In der freien Wildbahn verschlingt der Wolf das komplette Beutetier mit samt seinen Knochen, dem Fell und den Innereien. Dabei versorgt ihn jedes Einzelteil mit verschiedenen Inhaltsstoffen, die der Wolf zum Überleben benötigt. Folgende Skizze veranschaulicht, warum wir auch unseren Haushund nicht nur mit reinem Muskelfleisch ernähren sollten.

Beutetier_Wolf_Inhaltsstoffe

Was braucht mein Hund?

Die Bedarfszahlen jedes Hundes errechnen sich aus seinem Gewicht, seiner Leistung, seinem Alter und seiner Rasse.

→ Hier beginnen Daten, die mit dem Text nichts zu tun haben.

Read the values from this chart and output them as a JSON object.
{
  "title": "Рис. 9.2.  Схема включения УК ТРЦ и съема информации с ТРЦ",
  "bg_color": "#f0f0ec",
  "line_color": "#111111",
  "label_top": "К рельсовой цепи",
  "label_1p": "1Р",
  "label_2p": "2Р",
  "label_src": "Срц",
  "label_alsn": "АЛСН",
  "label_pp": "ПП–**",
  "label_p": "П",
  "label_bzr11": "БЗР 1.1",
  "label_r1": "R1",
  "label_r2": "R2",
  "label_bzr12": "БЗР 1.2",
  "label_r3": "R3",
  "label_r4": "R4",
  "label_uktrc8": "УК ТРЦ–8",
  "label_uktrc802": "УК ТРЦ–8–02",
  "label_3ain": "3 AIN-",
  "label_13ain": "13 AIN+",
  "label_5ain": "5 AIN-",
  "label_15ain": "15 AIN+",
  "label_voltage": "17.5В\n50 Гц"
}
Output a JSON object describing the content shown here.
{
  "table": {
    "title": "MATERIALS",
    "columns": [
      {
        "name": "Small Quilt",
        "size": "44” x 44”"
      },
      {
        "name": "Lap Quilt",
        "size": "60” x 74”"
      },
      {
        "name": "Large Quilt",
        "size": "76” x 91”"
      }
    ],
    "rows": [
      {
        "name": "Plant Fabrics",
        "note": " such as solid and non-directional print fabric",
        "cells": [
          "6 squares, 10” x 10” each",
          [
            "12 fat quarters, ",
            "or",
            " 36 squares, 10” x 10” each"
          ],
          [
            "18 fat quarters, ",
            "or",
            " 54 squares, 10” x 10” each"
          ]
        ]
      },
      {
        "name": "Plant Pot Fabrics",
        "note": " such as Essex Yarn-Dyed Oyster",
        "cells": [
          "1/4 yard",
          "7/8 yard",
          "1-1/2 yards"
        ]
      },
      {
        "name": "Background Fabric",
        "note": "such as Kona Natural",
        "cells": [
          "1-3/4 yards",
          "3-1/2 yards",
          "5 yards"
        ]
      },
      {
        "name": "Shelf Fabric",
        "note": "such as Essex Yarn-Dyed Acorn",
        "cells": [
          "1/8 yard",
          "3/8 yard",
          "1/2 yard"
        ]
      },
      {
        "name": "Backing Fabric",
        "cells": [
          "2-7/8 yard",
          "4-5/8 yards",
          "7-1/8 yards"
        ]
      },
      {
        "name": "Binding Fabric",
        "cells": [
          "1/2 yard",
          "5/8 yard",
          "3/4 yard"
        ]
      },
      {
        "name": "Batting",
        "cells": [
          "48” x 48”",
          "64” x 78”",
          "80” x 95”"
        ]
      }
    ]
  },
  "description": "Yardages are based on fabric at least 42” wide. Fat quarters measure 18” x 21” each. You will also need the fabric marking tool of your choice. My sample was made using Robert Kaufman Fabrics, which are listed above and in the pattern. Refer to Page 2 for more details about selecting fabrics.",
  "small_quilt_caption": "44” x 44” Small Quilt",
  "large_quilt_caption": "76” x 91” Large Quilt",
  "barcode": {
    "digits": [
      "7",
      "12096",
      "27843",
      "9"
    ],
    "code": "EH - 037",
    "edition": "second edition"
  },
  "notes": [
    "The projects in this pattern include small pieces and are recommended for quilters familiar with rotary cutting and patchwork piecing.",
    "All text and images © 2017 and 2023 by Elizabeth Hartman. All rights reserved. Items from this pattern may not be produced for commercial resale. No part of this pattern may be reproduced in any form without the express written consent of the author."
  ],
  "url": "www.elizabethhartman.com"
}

  • Ein Windhund hat zum Beispiel einen aktiveren Stoffwechsel als ein Bernhardiner.
  • Ein Hund im Wachstum benötigt zum Knochenaufbau mehr Calcium als ein bereits ausgewachsener Hund.
  • „Arbeitende“ Hunde, wie Schlittenhunde oder säugende Hündinnen, benötigen außerdem viel mehr Energie im Futter als der Otto-Normalverbraucher-Familienhund usw.

Außerdem können Sie die Werte für einen doppelt so schweren Hund nicht einfach verdoppeln, weil sich die Bedarfszahlen anhand des sogenannten „metabolischen Körpergewichts“ berechnen.

Dem liegt die Tatsache zugrunde, dass ein schwerer Hund ein besseres Verhältnis zwischen Körpermasse und Körperoberfläche hat, wodurch er weniger Energie über die Haut verliert. Zur Verdeutlichung: 20 Chihuahuas mit insgesamt 40 kg Gesamtgewicht benötigen mehr Futter als ein 40kg schwerer Berner Sennenhund.

Hier ein kleiner Vergleich der Energie- und Calciumbedarfszahlen einzelner Hunde, der deutlich macht, dass Rationen immer individuell angepasst werden sollten:

Energiebedarf/Tag Calciumbedarf/Tag
20kg, normal aktiver, erwachsender Hund 3,8 MJ 1230 mg
40 kg, normal aktiver, erwachsener Hund 6,4 MJ 2070 mg
Senior Hund, 20 kg 3,0 MJ 1225 mg
12 Wochen alter Welpe, aktuell 6 kg, Endgewicht 12kg 4,0 MJ 3203 mg
Schlittenhund, 20 kg 26,5 MJ 1230 mg
Säugende Hündin, 20kg, 4-6 Welpen 7,3 MJ 11600 mg
* Die Bedarfzahlen wurden anhand der „Supplemente zur Tierernährung“ Philatelie Verlag, ISBN: 978-3794402403“ berechnet.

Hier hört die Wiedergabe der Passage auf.